Well, that depends on whether you consider the difference between
George W. Bush and Barack Obama as significant."
On my core issues, the wars and the economy and the deficits and the
debt, I see no difference. I refer to Obama as "Beige Bush."
"The historical way to
express discontent with both parties is to start a third party -- such
as the Green Party. The Greens are admirable and may do some good
around the edges and influence future debates. I'm all for them being
in existence."
I'm sure you and Newt Gingrich both love the Greens, totally under
funded and facing a battle to get on ballots and get free air time from
the MSM. My hope is Mike Bloomberg running against Obama and Romney in
'12; a social liberal, fiscal conservative with money, name
recognition, and a power base.
" The option is to moan about how the program is
just a "band-aid" and is not comparable to the European model. Bravo!
But you tell me how we are going to get there without waiting another
fifty years?"
By having the president go to Congress, lay out the plan, Medicare for All taking maybe ten minutes to speechify.

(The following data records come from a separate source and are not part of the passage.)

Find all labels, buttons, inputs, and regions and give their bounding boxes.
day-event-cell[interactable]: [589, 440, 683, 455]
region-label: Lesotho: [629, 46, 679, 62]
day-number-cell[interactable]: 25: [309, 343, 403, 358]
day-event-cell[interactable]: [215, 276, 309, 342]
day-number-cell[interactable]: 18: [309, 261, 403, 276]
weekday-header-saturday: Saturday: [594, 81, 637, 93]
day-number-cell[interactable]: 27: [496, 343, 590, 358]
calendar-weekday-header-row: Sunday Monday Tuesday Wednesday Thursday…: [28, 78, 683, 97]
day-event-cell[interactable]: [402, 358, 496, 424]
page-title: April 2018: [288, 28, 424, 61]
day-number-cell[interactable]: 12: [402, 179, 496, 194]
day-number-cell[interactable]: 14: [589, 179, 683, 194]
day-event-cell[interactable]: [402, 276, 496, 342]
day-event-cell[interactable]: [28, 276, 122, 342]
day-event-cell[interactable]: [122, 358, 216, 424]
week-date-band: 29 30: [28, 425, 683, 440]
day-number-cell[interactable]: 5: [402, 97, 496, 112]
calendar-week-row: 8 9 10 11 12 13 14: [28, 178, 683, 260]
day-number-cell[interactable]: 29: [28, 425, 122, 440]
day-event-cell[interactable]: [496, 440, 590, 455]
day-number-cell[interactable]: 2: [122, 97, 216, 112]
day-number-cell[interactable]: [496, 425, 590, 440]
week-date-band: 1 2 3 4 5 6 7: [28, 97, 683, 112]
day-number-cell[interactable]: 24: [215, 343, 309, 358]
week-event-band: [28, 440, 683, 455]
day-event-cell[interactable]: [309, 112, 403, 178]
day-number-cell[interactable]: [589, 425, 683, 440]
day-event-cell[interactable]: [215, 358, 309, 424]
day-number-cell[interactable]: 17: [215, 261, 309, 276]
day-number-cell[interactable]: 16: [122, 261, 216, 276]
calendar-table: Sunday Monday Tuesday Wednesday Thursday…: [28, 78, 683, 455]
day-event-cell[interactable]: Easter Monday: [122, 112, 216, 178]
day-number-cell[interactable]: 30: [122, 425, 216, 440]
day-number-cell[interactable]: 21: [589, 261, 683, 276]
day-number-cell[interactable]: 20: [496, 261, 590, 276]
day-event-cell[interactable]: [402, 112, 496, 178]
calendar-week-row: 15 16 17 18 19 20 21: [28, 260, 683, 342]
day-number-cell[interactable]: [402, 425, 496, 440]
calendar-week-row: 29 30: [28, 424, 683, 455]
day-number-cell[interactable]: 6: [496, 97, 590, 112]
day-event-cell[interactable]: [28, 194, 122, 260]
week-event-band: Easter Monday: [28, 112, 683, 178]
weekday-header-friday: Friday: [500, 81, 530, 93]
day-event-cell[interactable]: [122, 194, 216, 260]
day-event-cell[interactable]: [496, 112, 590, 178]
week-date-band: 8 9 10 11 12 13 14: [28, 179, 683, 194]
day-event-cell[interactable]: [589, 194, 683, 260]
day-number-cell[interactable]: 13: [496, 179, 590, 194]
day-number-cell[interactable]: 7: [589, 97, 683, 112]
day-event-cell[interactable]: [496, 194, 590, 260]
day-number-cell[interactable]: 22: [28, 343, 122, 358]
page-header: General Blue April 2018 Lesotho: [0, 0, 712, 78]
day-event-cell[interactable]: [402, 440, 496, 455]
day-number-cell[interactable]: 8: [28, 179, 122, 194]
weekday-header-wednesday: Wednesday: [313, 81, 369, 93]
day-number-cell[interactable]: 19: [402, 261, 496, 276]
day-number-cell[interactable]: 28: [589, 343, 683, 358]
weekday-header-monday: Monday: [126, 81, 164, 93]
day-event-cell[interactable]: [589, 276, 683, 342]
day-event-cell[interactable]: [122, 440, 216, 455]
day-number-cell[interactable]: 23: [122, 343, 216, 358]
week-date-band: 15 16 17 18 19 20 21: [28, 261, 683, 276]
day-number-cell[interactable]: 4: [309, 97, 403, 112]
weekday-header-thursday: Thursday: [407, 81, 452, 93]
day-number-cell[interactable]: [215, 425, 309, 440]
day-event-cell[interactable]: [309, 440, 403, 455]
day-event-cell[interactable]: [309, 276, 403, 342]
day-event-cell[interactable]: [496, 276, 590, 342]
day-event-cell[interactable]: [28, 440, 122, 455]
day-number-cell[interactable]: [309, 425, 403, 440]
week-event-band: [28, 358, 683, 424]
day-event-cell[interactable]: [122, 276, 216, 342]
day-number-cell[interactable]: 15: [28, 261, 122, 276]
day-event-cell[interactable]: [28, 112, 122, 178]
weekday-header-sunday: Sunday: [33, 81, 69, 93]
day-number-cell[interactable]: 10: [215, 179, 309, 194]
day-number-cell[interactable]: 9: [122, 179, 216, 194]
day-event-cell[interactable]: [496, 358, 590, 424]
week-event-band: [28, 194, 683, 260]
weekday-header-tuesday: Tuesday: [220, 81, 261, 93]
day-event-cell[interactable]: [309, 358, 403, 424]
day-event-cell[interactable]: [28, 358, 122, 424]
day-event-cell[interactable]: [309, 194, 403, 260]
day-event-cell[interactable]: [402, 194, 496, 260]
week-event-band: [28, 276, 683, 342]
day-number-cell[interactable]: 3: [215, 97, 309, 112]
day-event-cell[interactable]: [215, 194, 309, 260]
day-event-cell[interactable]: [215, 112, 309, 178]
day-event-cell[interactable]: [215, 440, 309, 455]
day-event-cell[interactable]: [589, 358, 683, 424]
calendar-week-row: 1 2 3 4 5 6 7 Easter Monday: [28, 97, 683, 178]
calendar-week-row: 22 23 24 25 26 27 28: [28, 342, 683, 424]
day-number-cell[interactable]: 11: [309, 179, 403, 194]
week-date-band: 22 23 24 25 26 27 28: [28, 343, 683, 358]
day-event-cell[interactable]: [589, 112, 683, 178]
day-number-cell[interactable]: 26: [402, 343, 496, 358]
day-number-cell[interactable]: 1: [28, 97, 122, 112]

"If you look the reality of politics and not just at its evils, you
would know that Rahm Emmanuel is going to deliver the best bill that
can be delivered this year. If we wait until next year, the bill will
just get weaker. Real Politics."
And that is why I thought that Obama, working from the strongest
moment in his entire presidency, should have gone for a good program.
He gets weaker by the day, as we can see from the Blue Dogs getting out of the kennel. They, and the GOP, know that Obama will sign anything sent him, so will play that for their own advantage. Once again insurance money will win.